Civic Education – Mehr als politische Bildung an Schulen

Die Lehrpläne für österreichische Schulen beinhalten ab der fünften Schulstufe im Regelfall ein Pflichtfach, das sich unter anderem mit politischer Bildung auseinandersetzt. Meistens handelt es sich dann um das Unterrichtsfach „Geschichte und Politische Bildung“. Die Bedeutung des englischen Begriffs „civic education“ geht allerdings über das reguläre Verständnis, des Unterrichtsfaches „Politische Bildung“ hinaus. Die Sozialistische Junge Generation fordert daher die verpflichtende und flächendeckende Implementierung des Schulgegenstandes politische Bildung im Sinne des Begriffes „Civic Education“ ab der achten Schulstufe.
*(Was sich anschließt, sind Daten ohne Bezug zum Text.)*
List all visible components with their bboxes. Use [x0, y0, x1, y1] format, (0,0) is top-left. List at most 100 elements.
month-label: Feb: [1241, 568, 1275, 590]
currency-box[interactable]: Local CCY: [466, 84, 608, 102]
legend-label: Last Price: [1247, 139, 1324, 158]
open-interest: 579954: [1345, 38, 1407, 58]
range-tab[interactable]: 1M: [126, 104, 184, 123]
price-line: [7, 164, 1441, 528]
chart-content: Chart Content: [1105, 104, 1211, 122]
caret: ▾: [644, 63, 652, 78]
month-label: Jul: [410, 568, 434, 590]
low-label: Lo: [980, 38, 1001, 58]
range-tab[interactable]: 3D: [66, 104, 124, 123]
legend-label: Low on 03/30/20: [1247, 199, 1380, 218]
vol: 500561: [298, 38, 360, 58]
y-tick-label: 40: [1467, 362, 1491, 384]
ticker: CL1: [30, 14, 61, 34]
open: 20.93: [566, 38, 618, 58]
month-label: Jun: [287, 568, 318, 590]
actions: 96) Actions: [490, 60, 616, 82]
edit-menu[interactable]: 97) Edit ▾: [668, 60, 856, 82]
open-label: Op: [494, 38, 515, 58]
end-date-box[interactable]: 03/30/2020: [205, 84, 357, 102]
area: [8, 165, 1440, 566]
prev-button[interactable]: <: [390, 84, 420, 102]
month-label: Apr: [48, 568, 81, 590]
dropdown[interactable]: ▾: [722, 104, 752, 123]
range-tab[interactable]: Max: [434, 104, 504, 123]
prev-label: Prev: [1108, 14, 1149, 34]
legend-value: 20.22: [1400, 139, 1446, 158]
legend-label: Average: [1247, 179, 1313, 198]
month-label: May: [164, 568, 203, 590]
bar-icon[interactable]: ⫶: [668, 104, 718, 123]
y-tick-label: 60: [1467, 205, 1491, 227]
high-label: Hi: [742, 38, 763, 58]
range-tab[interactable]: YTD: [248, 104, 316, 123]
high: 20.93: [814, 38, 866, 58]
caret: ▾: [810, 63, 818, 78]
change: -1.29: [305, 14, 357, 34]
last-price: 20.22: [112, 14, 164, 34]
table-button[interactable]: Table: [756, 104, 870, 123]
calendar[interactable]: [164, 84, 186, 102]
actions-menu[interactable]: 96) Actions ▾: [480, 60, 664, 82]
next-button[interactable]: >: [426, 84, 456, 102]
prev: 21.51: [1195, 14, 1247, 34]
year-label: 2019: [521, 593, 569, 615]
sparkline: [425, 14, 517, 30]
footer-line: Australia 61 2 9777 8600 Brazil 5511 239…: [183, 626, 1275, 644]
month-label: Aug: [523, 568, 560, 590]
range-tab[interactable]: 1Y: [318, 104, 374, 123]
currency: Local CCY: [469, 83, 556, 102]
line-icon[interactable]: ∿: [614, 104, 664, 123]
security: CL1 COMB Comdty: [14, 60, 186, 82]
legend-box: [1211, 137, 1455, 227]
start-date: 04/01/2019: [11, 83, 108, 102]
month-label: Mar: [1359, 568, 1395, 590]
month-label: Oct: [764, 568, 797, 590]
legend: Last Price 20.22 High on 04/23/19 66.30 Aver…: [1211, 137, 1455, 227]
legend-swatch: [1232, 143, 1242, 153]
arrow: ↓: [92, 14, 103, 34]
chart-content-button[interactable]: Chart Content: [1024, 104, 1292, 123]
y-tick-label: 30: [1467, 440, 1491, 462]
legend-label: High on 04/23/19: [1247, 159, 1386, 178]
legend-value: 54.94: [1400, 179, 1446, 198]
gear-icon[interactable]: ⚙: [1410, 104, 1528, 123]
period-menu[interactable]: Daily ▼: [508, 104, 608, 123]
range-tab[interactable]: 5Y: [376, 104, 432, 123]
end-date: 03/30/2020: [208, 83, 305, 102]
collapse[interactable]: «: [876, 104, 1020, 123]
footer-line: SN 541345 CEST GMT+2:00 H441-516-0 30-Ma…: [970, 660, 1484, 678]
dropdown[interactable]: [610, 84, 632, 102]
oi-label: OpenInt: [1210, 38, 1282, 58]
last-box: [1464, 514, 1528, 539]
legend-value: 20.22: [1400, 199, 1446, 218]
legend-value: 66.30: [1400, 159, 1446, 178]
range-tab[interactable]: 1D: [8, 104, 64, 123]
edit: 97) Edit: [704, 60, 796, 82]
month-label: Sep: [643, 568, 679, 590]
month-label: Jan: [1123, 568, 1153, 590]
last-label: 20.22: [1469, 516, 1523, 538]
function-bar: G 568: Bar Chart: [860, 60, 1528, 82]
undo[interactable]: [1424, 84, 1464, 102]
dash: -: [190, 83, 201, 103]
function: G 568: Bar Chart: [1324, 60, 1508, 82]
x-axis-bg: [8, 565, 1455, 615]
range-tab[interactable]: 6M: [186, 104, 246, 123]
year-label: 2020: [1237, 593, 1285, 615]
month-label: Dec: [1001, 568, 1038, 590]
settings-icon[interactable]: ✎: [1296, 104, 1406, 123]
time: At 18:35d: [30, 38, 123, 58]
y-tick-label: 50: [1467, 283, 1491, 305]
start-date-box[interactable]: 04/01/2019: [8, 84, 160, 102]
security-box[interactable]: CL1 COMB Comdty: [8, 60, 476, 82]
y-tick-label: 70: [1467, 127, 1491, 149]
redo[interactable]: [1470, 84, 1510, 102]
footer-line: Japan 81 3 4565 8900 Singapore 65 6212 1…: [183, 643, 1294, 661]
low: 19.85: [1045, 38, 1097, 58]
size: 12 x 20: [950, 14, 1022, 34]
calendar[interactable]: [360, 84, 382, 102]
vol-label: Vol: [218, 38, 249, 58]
Unsere Gesellschaft befindet sich momentan nicht nur in einer sozioökonomischen Krise, sondern auch in einer demokratischen. Dieses Defizit an demokratischer Beteiligung durch die BürgerInnen, hängt auch damit zusammen, dass der Bezug zwischen „der Bevölkerung“ und „der Politik“ sich immer schwieriger gestaltet – dies hängt auch unmittelbar mit der Umsetzung von Bildungspolitik zusammen.

Wenn wir von „civic education“ sprechen, meinen wir mehr als die oberflächliche Betrachtung der Parteienlandschaft, wir berufen uns auch auf die demokratischen Rechte der BürgerInnen. Kenntnisse der Verfassung, der politischen Geschichte und auch der wirtschaftlichen, sozialen und internationalen Zusammenhänge, Grundwissen bezüglich der Möglichkeiten politischer Partizipation, sowie das allgemeine Wahlrecht – das alles sind Grundlagen die es den SchülerInnen zu vermitteln gilt. Die Schule sollte jener Ort sein, an dem die Jugend für das Leben vorbereitet wird und auch für dieses lernt. Deshalb ist es, speziell im Angesicht der steigenden Politikverdrossenheit in der Bevölkerung, unumgänglich junge Menschen schon in der Schule auf ihre Rechte im Sinne der Mitbestimmung hinzuweisen.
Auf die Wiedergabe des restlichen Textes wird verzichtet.